An investigation of a temperature calculation procedure from mole fractions of chemical species and enthalpy in incompressible thermo fluid dynamics simulation

This paper presents a procedure for calculation of temperature from mole fractions of chemical species and enthalpy, which are obtained from conservation equations of thermo fluid dynamics simulation. Fifteen chemical species that are often taken into account in gas and pulverized combustion simulation were investigated: N₂, O₂, CO, CO₂, H₂, H₂O, SO₂, H₂S, CH₄, C ₂H₂, C₂H₄, C₂H ₆, C₃H₄, C₃H₆ and C ₃H₈. When temperature is calculated from mole fractions of chemical species and enthalpy, a large error is involved if heat capacity is assumed to be constant. Thus, the equation expressing the relationship between enthalpy and temperature, derived by integrating the approximation of heat capacity with respect to temperature, should be used to obtain the temperature with high precision.
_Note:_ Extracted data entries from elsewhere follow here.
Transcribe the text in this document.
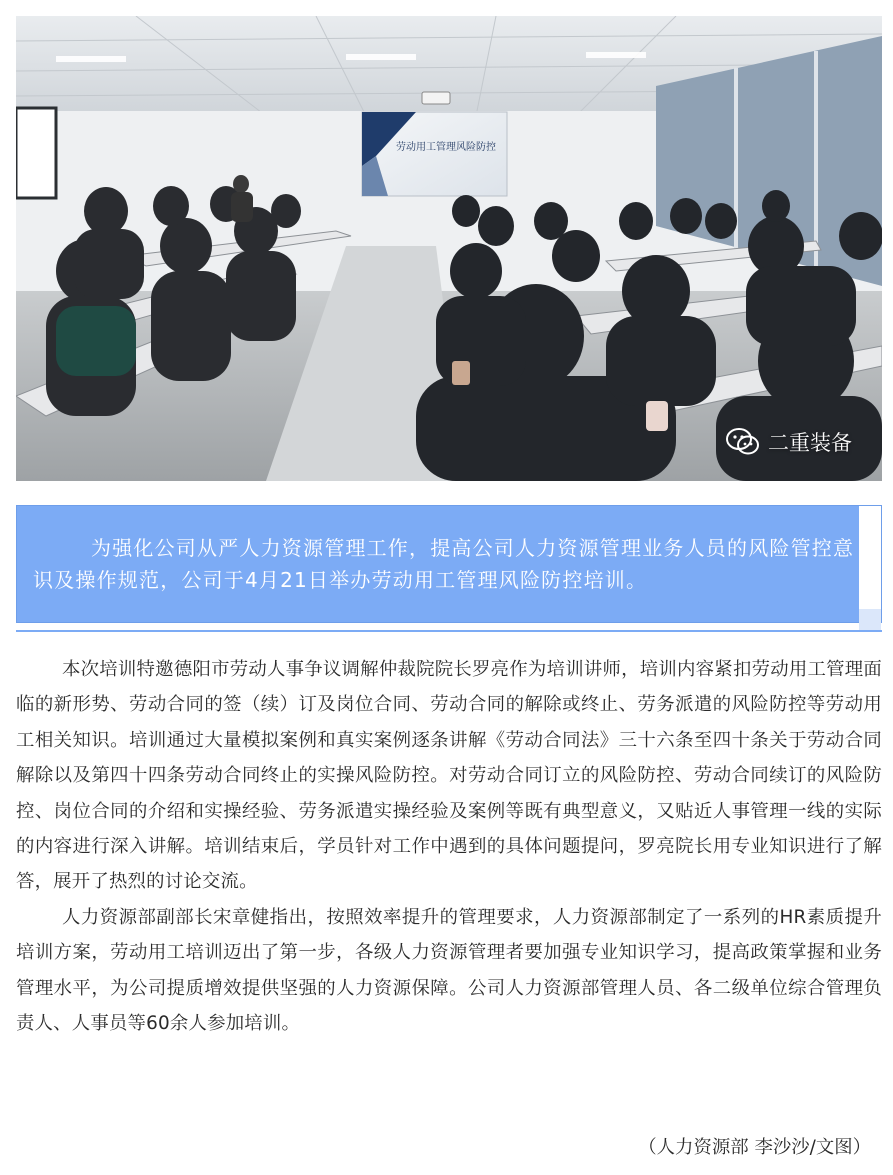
劳动用工管理风险防控
二重装备

为强化公司从严人力资源管理工作，提高公司人力资源管理业务人员的风险管控意识及操作规范，公司于4月21日举办劳动用工管理风险防控培训。

本次培训特邀德阳市劳动人事争议调解仲裁院院长罗亮作为培训讲师，培训内容紧扣劳动用工管理面临的新形势、劳动合同的签（续）订及岗位合同、劳动合同的解除或终止、劳务派遣的风险防控等劳动用工相关知识。培训通过大量模拟案例和真实案例逐条讲解《劳动合同法》三十六条至四十条关于劳动合同解除以及第四十四条劳动合同终止的实操风险防控。对劳动合同订立的风险防控、劳动合同续订的风险防控、岗位合同的介绍和实操经验、劳务派遣实操经验及案例等既有典型意义，又贴近人事管理一线的实际的内容进行深入讲解。培训结束后，学员针对工作中遇到的具体问题提问，罗亮院长用专业知识进行了解答，展开了热烈的讨论交流。

人力资源部副部长宋章健指出，按照效率提升的管理要求，人力资源部制定了一系列的HR素质提升培训方案，劳动用工培训迈出了第一步，各级人力资源管理者要加强专业知识学习，提高政策掌握和业务管理水平，为公司提质增效提供坚强的人力资源保障。公司人力资源部管理人员、各二级单位综合管理负责人、人事员等60余人参加培训。

（人力资源部 李沙沙/文图）
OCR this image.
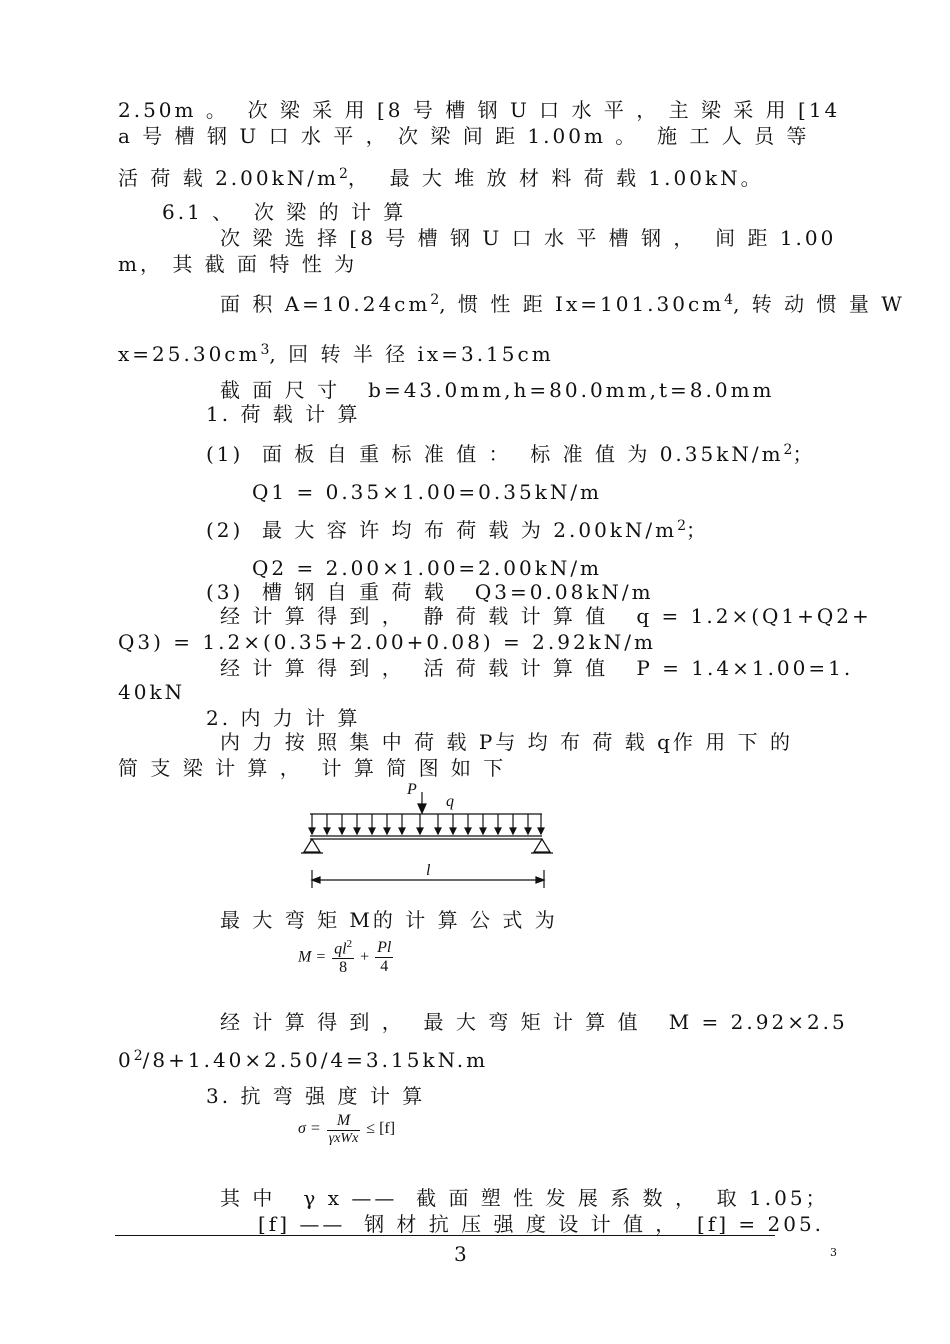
2.50m 。  次 梁 采 用 [8 号 槽 钢 U 口 水 平 ， 主 梁 采 用 [14
a 号 槽 钢 U 口 水 平 ， 次 梁 间 距 1.00m 。  施 工 人 员 等
活 荷 载 $2.00kN/m^2$，  最 大 堆 放 材 料 荷 载 1.00kN。
6.1 、  次 梁 的 计 算
次 梁 选 择 [8 号 槽 钢 U 口 水 平 槽 钢 ，  间 距 1.00
m， 其 截 面 特 性 为
面 积 $A=10.24cm^2$, 惯 性 距 $Ix=101.30cm^4$, 转 动 惯 量 W
$x=25.30cm^3$, 回 转 半 径 ix=3.15cm
截 面 尺 寸   b=43.0mm,h=80.0mm,t=8.0mm
1. 荷 载 计 算
(1)  面 板 自 重 标 准 值 ：  标 准 值 为 $0.35kN/m^2$；
Q1 = 0.35×1.00=0.35kN/m
(2)  最 大 容 许 均 布 荷 载 为 $2.00kN/m^2$；
Q2 = 2.00×1.00=2.00kN/m
(3)  槽 钢 自 重 荷 载   Q3=0.08kN/m
经 计 算 得 到 ，  静 荷 载 计 算 值   q = 1.2×(Q1+Q2+
Q3) = 1.2×(0.35+2.00+0.08) = 2.92kN/m
经 计 算 得 到 ，  活 荷 载 计 算 值   P = 1.4×1.00=1.
40kN
2. 内 力 计 算
内 力 按 照 集 中 荷 载 P与 均 布 荷 载 q作 用 下 的
简 支 梁 计 算 ，  计 算 简 图 如 下
P
q
l
最 大 弯 矩 M的 计 算 公 式 为
$M = \frac{ql^2}{8} + \frac{Pl}{4}$
经 计 算 得 到 ，  最 大 弯 矩 计 算 值   M = 2.92×2.5
$0^2/8+1.40\times 2.50/4=3.15kN.m$
3. 抗 弯 强 度 计 算
$\sigma = \frac{M}{\text{γxWx}} \le [f]$
其 中   γ x ——  截 面 塑 性 发 展 系 数 ，  取 1.05；
[f] ——  钢 材 抗 压 强 度 设 计 值 ，  [f] = 205.
3	3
When heat capacity is approximated by a quadratic or cubic polynomial with respect to temperature, the polynomial approximation expressing the relationship between enthalpy and temperature is cubic or a fourth degree polynomial approximation. A non-iterative solution such as the Cardano method or the Ferrari method is available for the solution of the cubic or fourth degree polynomial approximation in a temperature calculation procedure. When heat capacity is approximated by a fourth or higher degree polynomial approximation with respect to temperature, an iterative method such as the Newton method is necessary to solve temperature. The higher the degree of the polynomial approximation is, the higher the computational load becomes. The computational load of the non-iterative method is the same as that of the iterative method when the degree of the enthalpy as a function of temperature is the fourth.